Politics & Government

Rex Tillerson to divest from Russia’s largest search engine, resign board positions

Secretary of State-designate Rex Tillerson meets Wednesday, Jan. 4, 2017, on Capitol Hill in Washington with Sen. Chris Coons, D-Del., who’s a member of the Senate Foreign Relations Committee, which will conduct Tillerson's confirmation hearing.
Secretary of State-designate Rex Tillerson meets Wednesday, Jan. 4, 2017, on Capitol Hill in Washington with Sen. Chris Coons, D-Del., who’s a member of the Senate Foreign Relations Committee, which will conduct Tillerson's confirmation hearing. AP

Rex Tillerson has been under scrutiny for his close relationship with Russia, and now the former Exxon Mobil CEO is divesting from Yandex, Russia’s largest search engine, as part of his transition to public life.

Tillerson, whose confirmation hearing is scheduled for Wednesday, submitted his personal financial disclosure forms to the Office of Government Ethics on Jan. 3. The documents provide insight into the complicated finances of Tillerson, who worked for one of the world’s largest publicly traded corporations for over 40 years.

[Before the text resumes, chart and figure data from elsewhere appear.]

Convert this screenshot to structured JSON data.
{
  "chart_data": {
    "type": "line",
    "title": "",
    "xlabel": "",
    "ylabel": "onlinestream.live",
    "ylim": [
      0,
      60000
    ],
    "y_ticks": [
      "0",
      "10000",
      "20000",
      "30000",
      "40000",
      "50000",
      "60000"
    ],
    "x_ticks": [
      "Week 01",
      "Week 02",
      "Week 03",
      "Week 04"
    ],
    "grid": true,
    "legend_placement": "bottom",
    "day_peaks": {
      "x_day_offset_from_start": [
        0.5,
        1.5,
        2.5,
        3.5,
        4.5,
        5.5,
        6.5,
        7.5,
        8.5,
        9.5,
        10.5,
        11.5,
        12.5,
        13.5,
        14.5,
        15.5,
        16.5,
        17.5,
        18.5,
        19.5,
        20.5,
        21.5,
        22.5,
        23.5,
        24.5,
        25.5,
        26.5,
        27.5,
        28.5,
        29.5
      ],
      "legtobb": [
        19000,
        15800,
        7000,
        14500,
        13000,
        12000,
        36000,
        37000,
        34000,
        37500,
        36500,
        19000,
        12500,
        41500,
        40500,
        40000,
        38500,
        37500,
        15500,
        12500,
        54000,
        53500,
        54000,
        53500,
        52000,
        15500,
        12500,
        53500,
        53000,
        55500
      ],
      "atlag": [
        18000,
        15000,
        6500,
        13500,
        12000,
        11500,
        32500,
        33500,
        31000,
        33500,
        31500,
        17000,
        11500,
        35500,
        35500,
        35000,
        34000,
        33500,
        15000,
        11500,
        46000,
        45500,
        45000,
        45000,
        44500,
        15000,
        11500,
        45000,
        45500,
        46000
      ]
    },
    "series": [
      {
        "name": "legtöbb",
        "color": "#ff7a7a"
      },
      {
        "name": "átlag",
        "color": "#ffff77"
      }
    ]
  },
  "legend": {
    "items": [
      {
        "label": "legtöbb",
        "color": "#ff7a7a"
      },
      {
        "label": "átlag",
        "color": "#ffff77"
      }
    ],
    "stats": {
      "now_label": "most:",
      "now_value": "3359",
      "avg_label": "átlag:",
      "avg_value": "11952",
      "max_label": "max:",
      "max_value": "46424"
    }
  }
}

The disclosure forms show that Tillerson held between $1 and $15,000 in Yandex stock, a Russian-owned technology company that also runs the country’s biggest search engine. Yandex is a publicly traded company with many American shareholders.

The born and raised Texan also co-owns a ranch with his wife specializing in “cutting horses,” or horses that are trained in separating cattle from the herd. Bar RR Ranches LLC is worth between $5 million and $25 million, according to Tillerson’s financial disclosure forms. He will resign from managing the ranch if confirmed.

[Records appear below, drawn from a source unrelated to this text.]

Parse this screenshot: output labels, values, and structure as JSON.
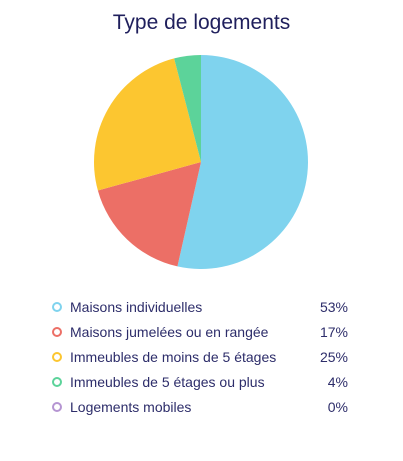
{
  "chart_data": {
    "type": "pie",
    "title": "Type de logements",
    "slices": [
      {
        "label": "Maisons individuelles",
        "value": 53,
        "display": "53%",
        "color": "#7fd3ee"
      },
      {
        "label": "Maisons jumelées ou en rangée",
        "value": 17,
        "display": "17%",
        "color": "#ec6f66"
      },
      {
        "label": "Immeubles de moins de 5 étages",
        "value": 25,
        "display": "25%",
        "color": "#fcc630"
      },
      {
        "label": "Immeubles de 5 étages ou plus",
        "value": 4,
        "display": "4%",
        "color": "#5cd39a"
      },
      {
        "label": "Logements mobiles",
        "value": 0,
        "display": "0%",
        "color": "#b595d2"
      }
    ],
    "legend_position": "bottom"
  }
}
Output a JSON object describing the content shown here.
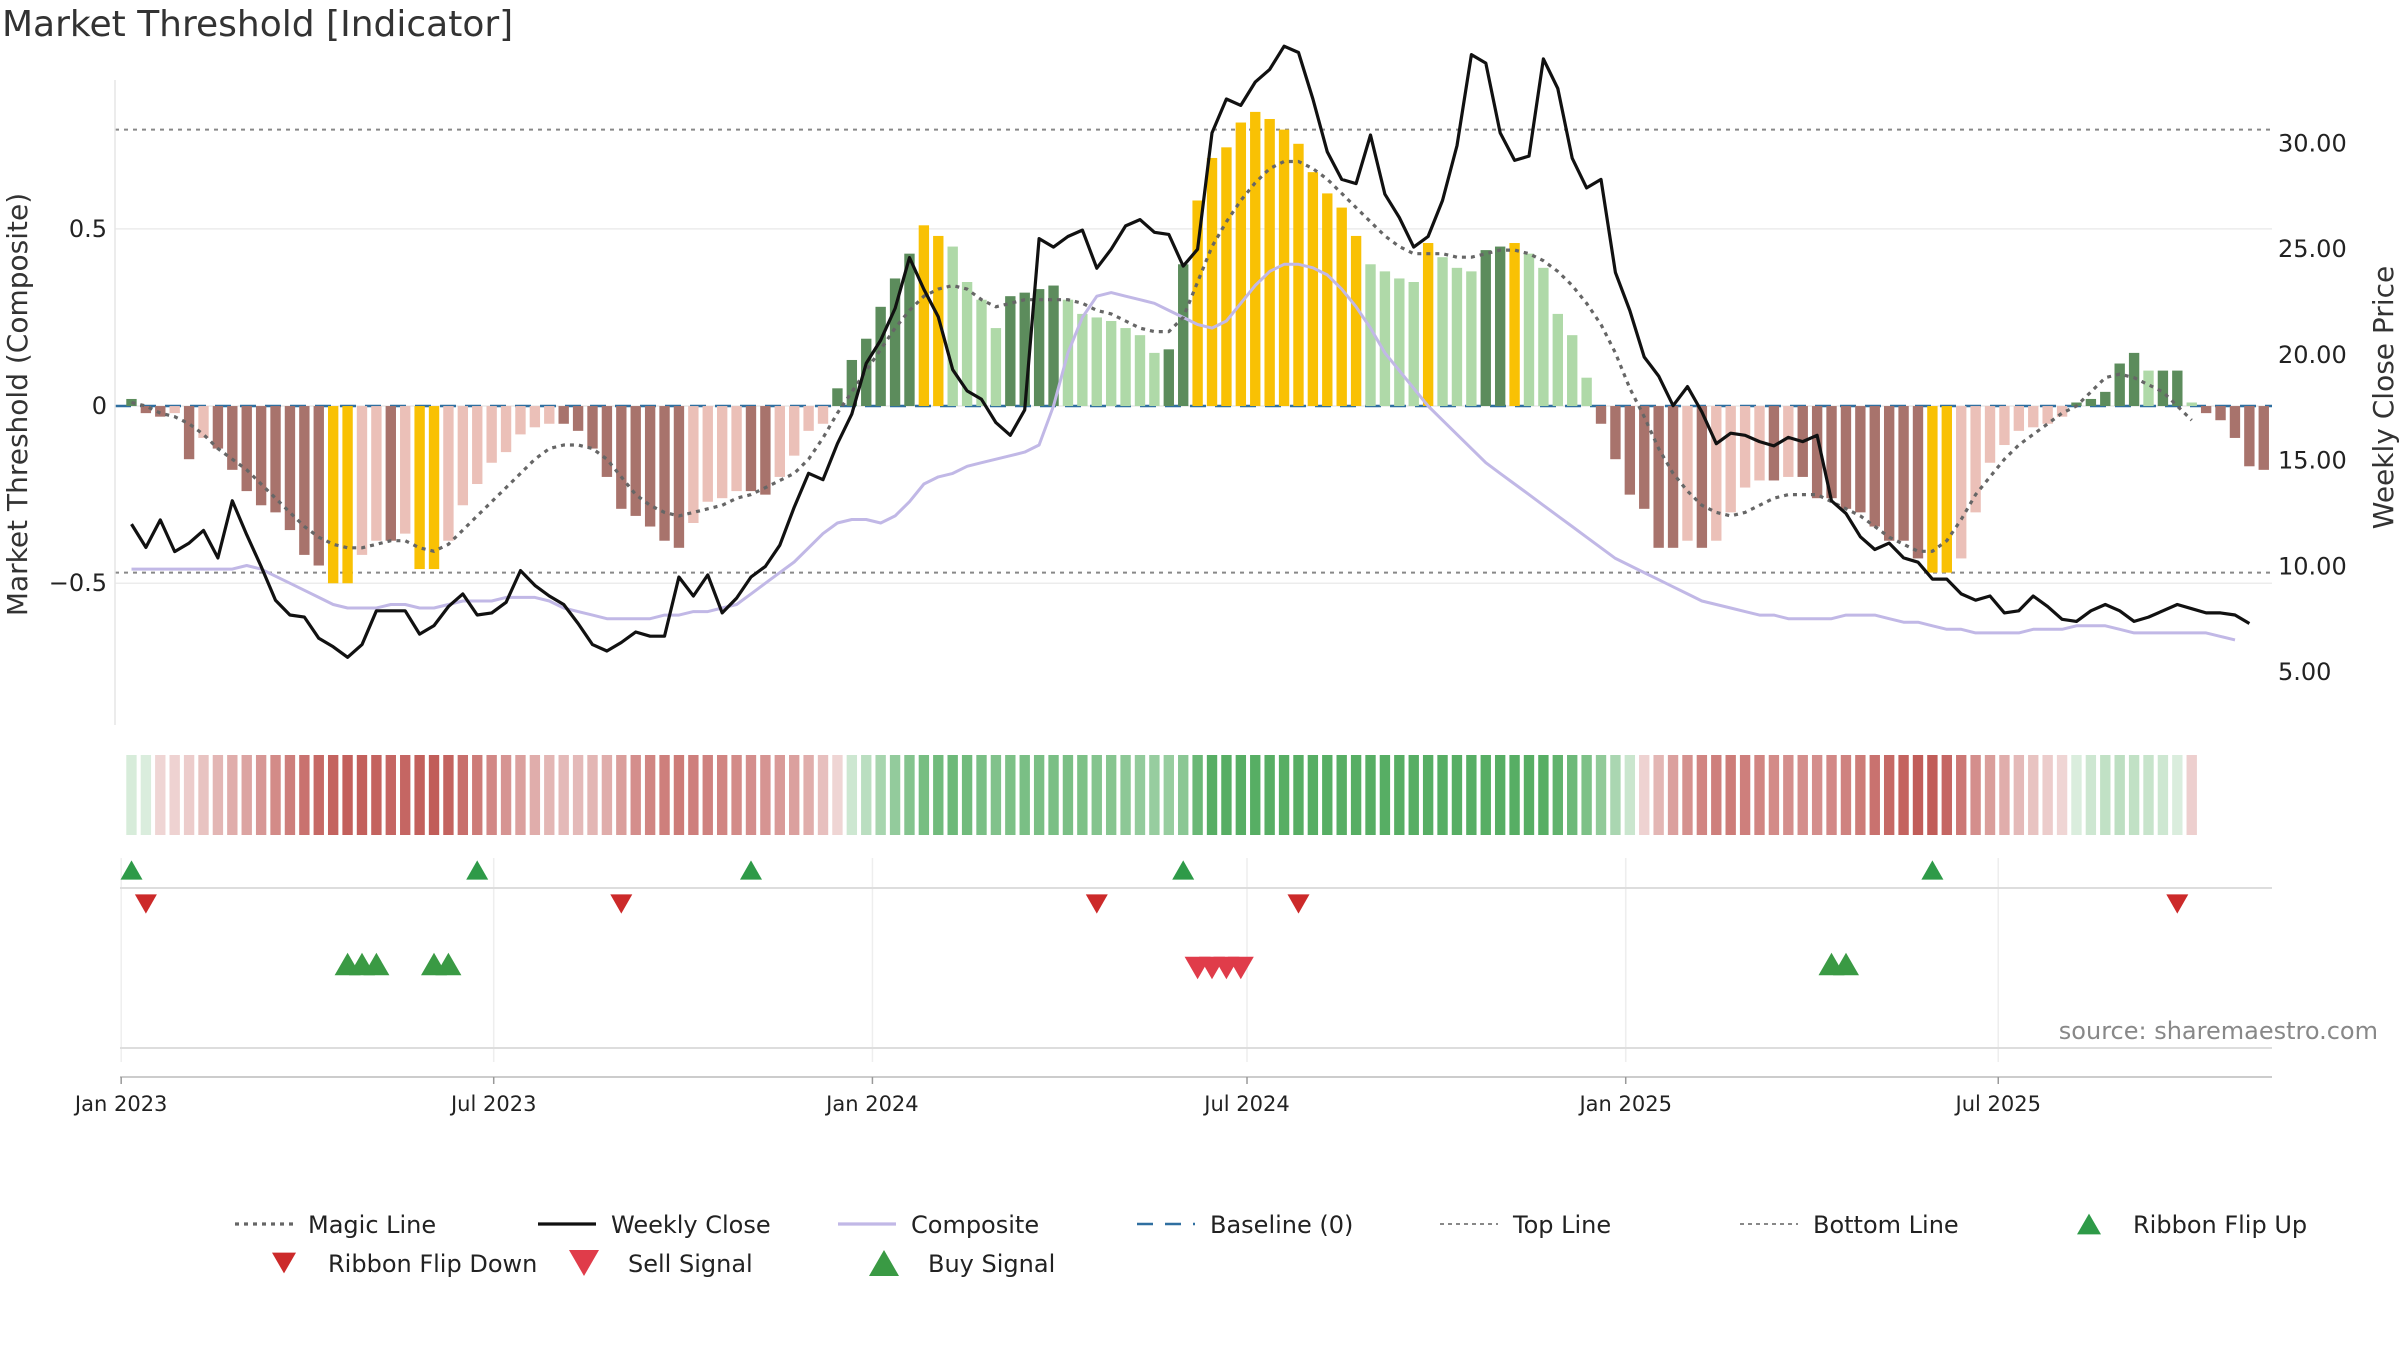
{
  "chart_data": {
    "type": "bar",
    "title": "Market Threshold [Indicator]",
    "ylabel_left": "Market Threshold (Composite)",
    "ylabel_right": "Weekly Close Price",
    "x_start": "2023-01-06",
    "x_step_days": 7,
    "ylim_left": [
      -0.9,
      0.92
    ],
    "ylim_right": [
      2.5,
      33
    ],
    "left_ticks": [
      0.5,
      0,
      -0.5
    ],
    "left_tick_labels": [
      "0.5",
      "0",
      "−0.5"
    ],
    "right_ticks": [
      30,
      25,
      20,
      15,
      10,
      5
    ],
    "right_tick_labels": [
      "30.00",
      "25.00",
      "20.00",
      "15.00",
      "10.00",
      "5.00"
    ],
    "x_ticks": [
      {
        "date": "2023-01-01",
        "label": "Jan 2023"
      },
      {
        "date": "2023-07-01",
        "label": "Jul 2023"
      },
      {
        "date": "2024-01-01",
        "label": "Jan 2024"
      },
      {
        "date": "2024-07-01",
        "label": "Jul 2024"
      },
      {
        "date": "2025-01-01",
        "label": "Jan 2025"
      },
      {
        "date": "2025-07-01",
        "label": "Jul 2025"
      }
    ],
    "reference_lines": {
      "top": 0.78,
      "bottom": -0.47,
      "baseline": 0
    },
    "histogram": [
      0.02,
      -0.02,
      -0.03,
      -0.02,
      -0.15,
      -0.09,
      -0.12,
      -0.18,
      -0.24,
      -0.28,
      -0.3,
      -0.35,
      -0.42,
      -0.45,
      -0.5,
      -0.5,
      -0.42,
      -0.38,
      -0.38,
      -0.36,
      -0.46,
      -0.46,
      -0.38,
      -0.28,
      -0.22,
      -0.16,
      -0.13,
      -0.08,
      -0.06,
      -0.05,
      -0.05,
      -0.07,
      -0.12,
      -0.2,
      -0.29,
      -0.31,
      -0.34,
      -0.38,
      -0.4,
      -0.33,
      -0.27,
      -0.26,
      -0.24,
      -0.24,
      -0.25,
      -0.2,
      -0.14,
      -0.07,
      -0.05,
      0.05,
      0.13,
      0.19,
      0.28,
      0.36,
      0.43,
      0.51,
      0.48,
      0.45,
      0.35,
      0.3,
      0.22,
      0.31,
      0.32,
      0.33,
      0.34,
      0.3,
      0.26,
      0.25,
      0.24,
      0.22,
      0.2,
      0.15,
      0.16,
      0.4,
      0.58,
      0.7,
      0.73,
      0.8,
      0.83,
      0.81,
      0.78,
      0.74,
      0.66,
      0.6,
      0.56,
      0.48,
      0.4,
      0.38,
      0.36,
      0.35,
      0.46,
      0.42,
      0.39,
      0.38,
      0.44,
      0.45,
      0.46,
      0.43,
      0.39,
      0.26,
      0.2,
      0.08,
      -0.05,
      -0.15,
      -0.25,
      -0.29,
      -0.4,
      -0.4,
      -0.38,
      -0.4,
      -0.38,
      -0.3,
      -0.23,
      -0.21,
      -0.21,
      -0.2,
      -0.2,
      -0.26,
      -0.26,
      -0.29,
      -0.3,
      -0.34,
      -0.38,
      -0.38,
      -0.43,
      -0.47,
      -0.47,
      -0.43,
      -0.3,
      -0.16,
      -0.11,
      -0.07,
      -0.06,
      -0.05,
      -0.03,
      0.01,
      0.02,
      0.04,
      0.12,
      0.15,
      0.1,
      0.1,
      0.1,
      0.01,
      -0.02,
      -0.04,
      -0.09,
      -0.17,
      -0.18
    ],
    "magic_line": [
      0.01,
      0.0,
      -0.02,
      -0.03,
      -0.05,
      -0.08,
      -0.12,
      -0.15,
      -0.18,
      -0.22,
      -0.26,
      -0.3,
      -0.34,
      -0.37,
      -0.39,
      -0.4,
      -0.4,
      -0.39,
      -0.38,
      -0.38,
      -0.4,
      -0.41,
      -0.39,
      -0.35,
      -0.31,
      -0.27,
      -0.23,
      -0.19,
      -0.15,
      -0.12,
      -0.11,
      -0.11,
      -0.12,
      -0.15,
      -0.2,
      -0.25,
      -0.28,
      -0.3,
      -0.31,
      -0.3,
      -0.29,
      -0.28,
      -0.26,
      -0.25,
      -0.23,
      -0.21,
      -0.19,
      -0.15,
      -0.09,
      -0.02,
      0.04,
      0.1,
      0.16,
      0.22,
      0.27,
      0.31,
      0.33,
      0.34,
      0.33,
      0.3,
      0.28,
      0.29,
      0.3,
      0.3,
      0.3,
      0.3,
      0.29,
      0.27,
      0.26,
      0.24,
      0.22,
      0.21,
      0.21,
      0.25,
      0.35,
      0.45,
      0.52,
      0.58,
      0.63,
      0.67,
      0.69,
      0.69,
      0.67,
      0.64,
      0.6,
      0.56,
      0.52,
      0.48,
      0.45,
      0.43,
      0.43,
      0.43,
      0.42,
      0.42,
      0.43,
      0.44,
      0.44,
      0.43,
      0.41,
      0.38,
      0.34,
      0.29,
      0.23,
      0.15,
      0.05,
      -0.03,
      -0.12,
      -0.19,
      -0.24,
      -0.28,
      -0.3,
      -0.31,
      -0.3,
      -0.28,
      -0.26,
      -0.25,
      -0.25,
      -0.25,
      -0.27,
      -0.29,
      -0.31,
      -0.34,
      -0.37,
      -0.39,
      -0.41,
      -0.41,
      -0.38,
      -0.32,
      -0.25,
      -0.2,
      -0.15,
      -0.11,
      -0.08,
      -0.05,
      -0.02,
      0.0,
      0.04,
      0.08,
      0.09,
      0.08,
      0.06,
      0.04,
      0.0,
      -0.04
    ],
    "weekly_close": [
      12.0,
      10.9,
      12.2,
      10.7,
      11.1,
      11.7,
      10.4,
      13.1,
      11.5,
      10.0,
      8.4,
      7.7,
      7.6,
      6.6,
      6.2,
      5.7,
      6.3,
      7.9,
      7.9,
      7.9,
      6.8,
      7.2,
      8.1,
      8.7,
      7.7,
      7.8,
      8.3,
      9.8,
      9.1,
      8.6,
      8.2,
      7.3,
      6.3,
      6.0,
      6.4,
      6.9,
      6.7,
      6.7,
      9.5,
      8.6,
      9.6,
      7.8,
      8.5,
      9.5,
      10.0,
      11.0,
      12.8,
      14.4,
      14.1,
      15.8,
      17.2,
      19.6,
      20.7,
      22.2,
      24.6,
      23.1,
      21.8,
      19.3,
      18.3,
      17.9,
      16.8,
      16.2,
      17.4,
      25.5,
      25.1,
      25.6,
      25.9,
      24.1,
      25.0,
      26.1,
      26.4,
      25.8,
      25.7,
      24.2,
      25.0,
      30.5,
      32.1,
      31.8,
      32.9,
      33.5,
      34.6,
      34.3,
      32.1,
      29.6,
      28.3,
      28.1,
      30.4,
      27.6,
      26.5,
      25.1,
      25.6,
      27.3,
      29.9,
      34.2,
      33.8,
      30.5,
      29.2,
      29.4,
      34.0,
      32.6,
      29.3,
      27.9,
      28.3,
      23.9,
      22.1,
      19.9,
      19.0,
      17.6,
      18.5,
      17.3,
      15.8,
      16.3,
      16.2,
      15.9,
      15.7,
      16.1,
      15.9,
      16.2,
      13.1,
      12.5,
      11.4,
      10.8,
      11.1,
      10.4,
      10.2,
      9.4,
      9.4,
      8.7,
      8.4,
      8.6,
      7.8,
      7.9,
      8.6,
      8.1,
      7.5,
      7.4,
      7.9,
      8.2,
      7.9,
      7.4,
      7.6,
      7.9,
      8.2,
      8.0,
      7.8,
      7.8,
      7.7,
      7.3
    ],
    "composite": [
      -0.46,
      -0.46,
      -0.46,
      -0.46,
      -0.46,
      -0.46,
      -0.46,
      -0.46,
      -0.45,
      -0.46,
      -0.48,
      -0.5,
      -0.52,
      -0.54,
      -0.56,
      -0.57,
      -0.57,
      -0.57,
      -0.56,
      -0.56,
      -0.57,
      -0.57,
      -0.56,
      -0.55,
      -0.55,
      -0.55,
      -0.54,
      -0.54,
      -0.54,
      -0.55,
      -0.57,
      -0.58,
      -0.59,
      -0.6,
      -0.6,
      -0.6,
      -0.6,
      -0.59,
      -0.59,
      -0.58,
      -0.58,
      -0.57,
      -0.56,
      -0.53,
      -0.5,
      -0.47,
      -0.44,
      -0.4,
      -0.36,
      -0.33,
      -0.32,
      -0.32,
      -0.33,
      -0.31,
      -0.27,
      -0.22,
      -0.2,
      -0.19,
      -0.17,
      -0.16,
      -0.15,
      -0.14,
      -0.13,
      -0.11,
      0.0,
      0.15,
      0.25,
      0.31,
      0.32,
      0.31,
      0.3,
      0.29,
      0.27,
      0.25,
      0.23,
      0.22,
      0.24,
      0.29,
      0.34,
      0.38,
      0.4,
      0.4,
      0.39,
      0.37,
      0.33,
      0.28,
      0.22,
      0.15,
      0.1,
      0.05,
      0.0,
      -0.04,
      -0.08,
      -0.12,
      -0.16,
      -0.19,
      -0.22,
      -0.25,
      -0.28,
      -0.31,
      -0.34,
      -0.37,
      -0.4,
      -0.43,
      -0.45,
      -0.47,
      -0.49,
      -0.51,
      -0.53,
      -0.55,
      -0.56,
      -0.57,
      -0.58,
      -0.59,
      -0.59,
      -0.6,
      -0.6,
      -0.6,
      -0.6,
      -0.59,
      -0.59,
      -0.59,
      -0.6,
      -0.61,
      -0.61,
      -0.62,
      -0.63,
      -0.63,
      -0.64,
      -0.64,
      -0.64,
      -0.64,
      -0.63,
      -0.63,
      -0.63,
      -0.62,
      -0.62,
      -0.62,
      -0.63,
      -0.64,
      -0.64,
      -0.64,
      -0.64,
      -0.64,
      -0.64,
      -0.65,
      -0.66
    ],
    "ribbon_flip_up": [
      "2023-01-06",
      "2023-06-23",
      "2023-11-03",
      "2024-05-31",
      "2025-05-30"
    ],
    "ribbon_flip_down": [
      "2023-01-13",
      "2023-09-01",
      "2024-04-19",
      "2024-07-26",
      "2025-09-26"
    ],
    "buy_signal": [
      "2023-04-21",
      "2023-04-28",
      "2023-05-05",
      "2023-06-02",
      "2023-06-09",
      "2025-04-11",
      "2025-04-18"
    ],
    "sell_signal": [
      "2024-06-07",
      "2024-06-14",
      "2024-06-21",
      "2024-06-28"
    ],
    "legend": [
      {
        "label": "Magic Line",
        "kind": "dotted",
        "color": "#666666"
      },
      {
        "label": "Weekly Close",
        "kind": "solid",
        "color": "#111111"
      },
      {
        "label": "Composite",
        "kind": "solid",
        "color": "#c1b8e6"
      },
      {
        "label": "Baseline (0)",
        "kind": "dashed",
        "color": "#2f6fa0"
      },
      {
        "label": "Top Line",
        "kind": "dotted-light",
        "color": "#888888"
      },
      {
        "label": "Bottom Line",
        "kind": "dotted-light",
        "color": "#888888"
      },
      {
        "label": "Ribbon Flip Up",
        "kind": "tri-up",
        "color": "#2e9a48"
      },
      {
        "label": "Ribbon Flip Down",
        "kind": "tri-down",
        "color": "#cc2a2a"
      },
      {
        "label": "Sell Signal",
        "kind": "tri-down-big",
        "color": "#e03c4a"
      },
      {
        "label": "Buy Signal",
        "kind": "tri-up-big",
        "color": "#3a9a44"
      }
    ],
    "legend_placement": "bottom",
    "grid": true,
    "source": "source: sharemaestro.com",
    "colors": {
      "bull_strong": "#5c8c5c",
      "bull_weak": "#afd9a8",
      "bear_strong": "#a8736c",
      "bear_weak": "#ebc0b8",
      "extreme": "#f9c104"
    }
  }
}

Cabinet nominees must submit financial disclosure statements to show that their work in the White House will not be affected by their personal financial interests. The statements outline personal investments and income.

At least nine of President-elect Donald Trump’s Cabinet nominees will face public scrutiny on Capitol Hill this week, and some of them do not have publicly available personal financial disclosure forms outlining investments and income.

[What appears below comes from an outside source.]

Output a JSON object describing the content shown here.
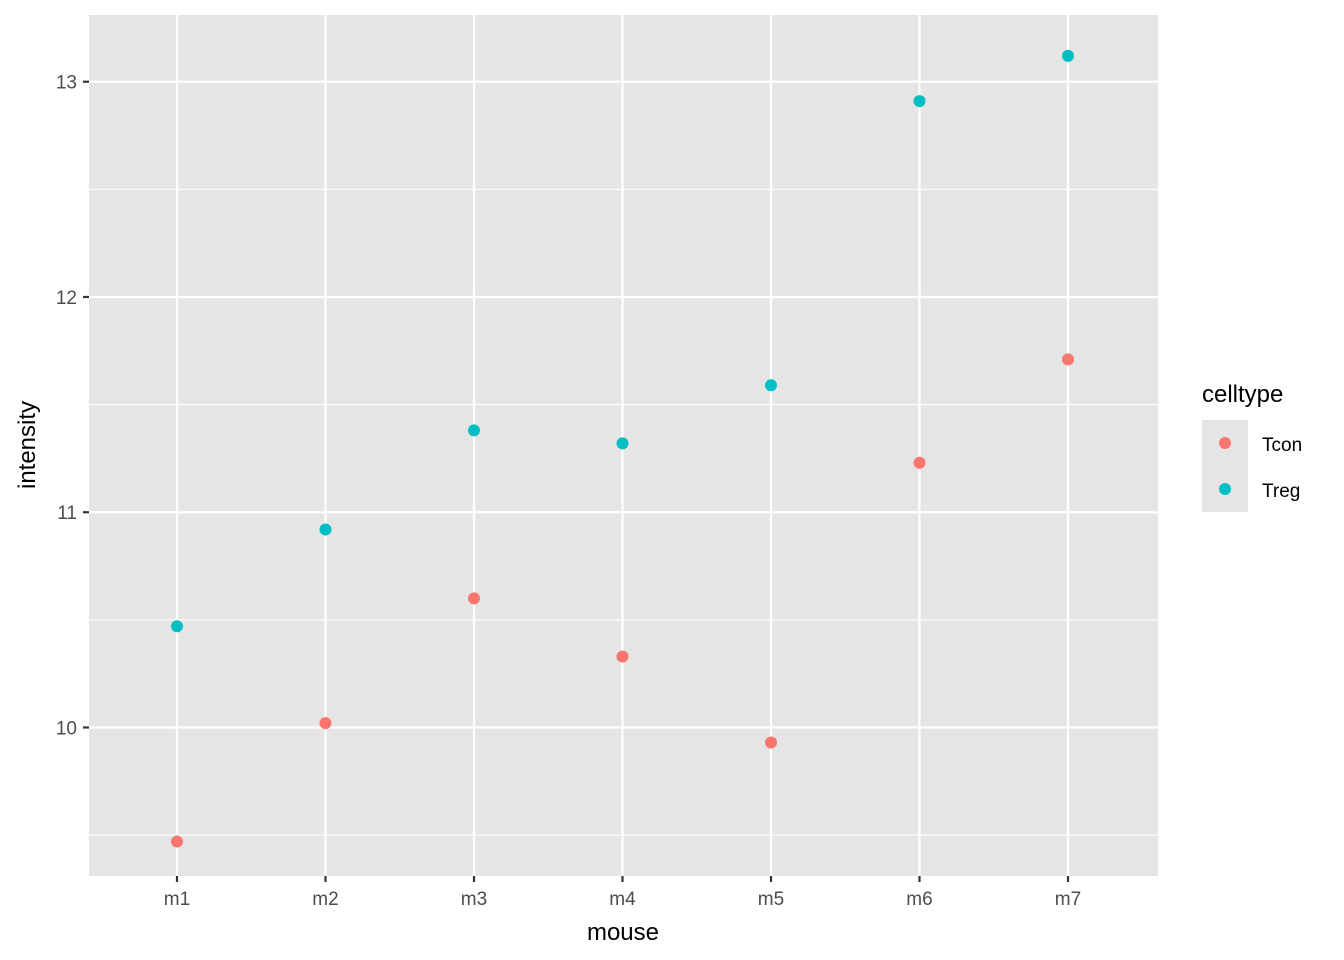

Tillerson, who will receive a $180 million retirement package from Exxon, has Exxon stocks and benefits worth in excess of $50 million. If he returns to the oil and gas industry within 10 years, the $180 million will go to charity.

Tillerson plans to resign from board positions at the Ford’s Theatre Society, the Center for Strategic and International Studies and Boy Scouts of America. He has already resigned from positions with the Business Roundtable and American Petroleum Institute.

“I am committed to the highest standards of ethical conduct for government officials,” Tillerson said in his letter to the Office of Government Ethics. “If confirmed as secretary of state . . . I will not participate personally and substantially in any particular matter in which I know that I have a financial interest directly and predictably affected by the matter.”

Tillerson, who also owns $109,000 to $361,000 worth of stock in various Chinese companies, has over 300 sources of income in the form of stocks, bonds and dividends.

He promised to divest from 156 companies ranging from Apple to Yandex within 90 days of taking office.

Tillerson ran Exxon’s Russia operations during the 1990s, where he met now-President Vladimir Putin. In 2013, Tillerson received the Order of Friendship from Putin, one of Russia’s highest honors for foreigners.